One of the unique procedures we do on our unit is the removal of arterial and venous sheaths. A sheath is a large bore (7-11 French) tube inserted into the vein or artery, usually the femorals, that allows the insertion of a variety of instruments to perform procedures like stenting, diagnostics and ablabtion. It used to be the docs would pull the sheaths in the cath lab, or in post-procedure. Since we split our unit, the step-down side is set with a 3:1 ratio and any intact sheath goes there. Consequently we’ve been getting a lot more.
Many times, the day shift pulls these, but as the docs are adding more procedures and they’re taking longer, the night shift is getting more to pull. Lately I’ve been drawing a lot of ablation pulls. In other words, many holes to plug. They need so much access to thread the multiple tools into the heart. In this particular view you can see 4 tools inside. 4 tools equals 4 sheaths, if not more.
The other night I had a doozy: 6 to pull. 3 in the right femoral vein and 1 in the right femoral artery, 1 in the internal jugular vein and a giant honkin’ 11 French in the left femoral vein. The pic below is a visual representation of the size of the typical catheters. French sizing is basically sized in milimeters, so an 11 French is 11 milimeters in diameter. Not exactly small. Luckily it was venous. I shudder to think of one that size in an artery.
The nice thing with venous sheaths is that it’s just hand pressure for 10 minutes and you’re good. It was just the sheer number that is daunting at times. The IJ came out good, like pulling a CVC. Just have to rememeber not to put too much pressure on the neck. Wouldn’t want to stop any blood or air flow!
By the time we moved to the left venous, we had literally gathered a crowd. There was me, my second, my preceptee adn my second’s preceptee. We always have another nurse in with us when we pull just to have another sets of hands in case things go south. And this night, both of us had preceptess with us. Since we don’t have sheaths all that frequently, and rarely in this number, I like to make sure any new folks to the floor can at least watch the prceedings. It all goes with the mantra: see one, do one, teach one. Besides the 4 of us, my charge nurse popped in as well. I think we had it covered if things went to shit.

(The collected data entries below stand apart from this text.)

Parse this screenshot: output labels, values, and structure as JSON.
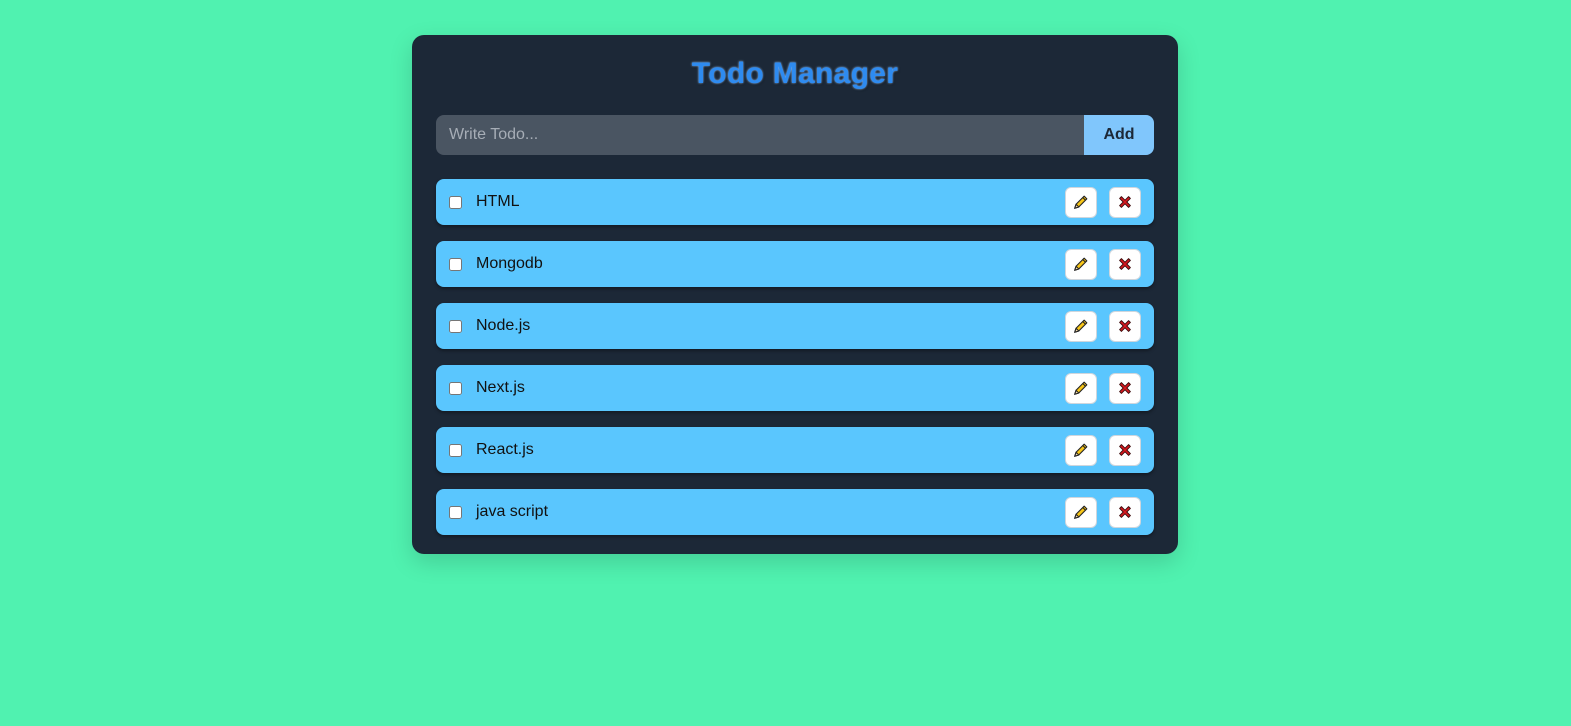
{
  "app": {
    "title": "Todo Manager"
  },
  "input": {
    "placeholder": "Write Todo...",
    "value": ""
  },
  "add_button": {
    "label": "Add"
  },
  "todos": [
    {
      "text": "HTML",
      "checked": false,
      "edit_icon": "pencil-icon",
      "delete_icon": "cross-icon"
    },
    {
      "text": "Mongodb",
      "checked": false,
      "edit_icon": "pencil-icon",
      "delete_icon": "cross-icon"
    },
    {
      "text": "Node.js",
      "checked": false,
      "edit_icon": "pencil-icon",
      "delete_icon": "cross-icon"
    },
    {
      "text": "Next.js",
      "checked": false,
      "edit_icon": "pencil-icon",
      "delete_icon": "cross-icon"
    },
    {
      "text": "React.js",
      "checked": false,
      "edit_icon": "pencil-icon",
      "delete_icon": "cross-icon"
    },
    {
      "text": "java script",
      "checked": false,
      "edit_icon": "pencil-icon",
      "delete_icon": "cross-icon"
    }
  ],
  "colors": {
    "page_background": "#50f2b0",
    "card_background": "#1c2837",
    "title": "#2e8bf0",
    "input_background": "#4a5562",
    "add_button": "#80c6fc",
    "item_background": "#5ac6fe",
    "pencil": "#f7c518",
    "cross": "#d71920"
  }
}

Out the sheath came and there was a gasp of amazement. Think about the blue BIC pens so ubiquitous to any office. Yes, it was the size of the end of one of those pens.
“We don’t see many of this size very often.” my charge said.
I bite my tongue thinking, “Yeah, I get that a lot!”
Finally we’re down to the arterial sheath. Being an artery, it’s a little different. I tend to use a Femostop pressure device that exerts direct pressure on the puncture site to achieve hemostasis.
Usually it takes me an hour from when I pull the sheath until the Femostop is off. Now some nurses on the floor take less time, but I have my reasons. I’m conservative, but *knocking on wood* I have yet to have a re-bleed or hematoma when I pull a sheath. It’s not like we’re just hanging out. We’re grabbing vital signs every 5 minutes, checking distal pulses, sensation and color to the foot and generally distracting the patient from the large amount of pressure being exerted on their groin.
The best thing about our new unit is that we can take the time needed to do this. Now, I’ve done this ncredibly time-consuming procedure with 4 other patients. It ain’t pretty, but can be done. Now though, I can take the time I need. Besides the cath lab, we’re the only ones to do this in our hospital. Granted, now that the sheaths are out, we have to bug the patient every hour to make sure there is no hematoma or bleeding and they still have good distal circulation. I always joke, “You’re going to be sick of me by the end of this. And not get any sleep at all.” And it’s true, they’re sick of me, and I’m sick of doing it. But it’s the job. And I love my job.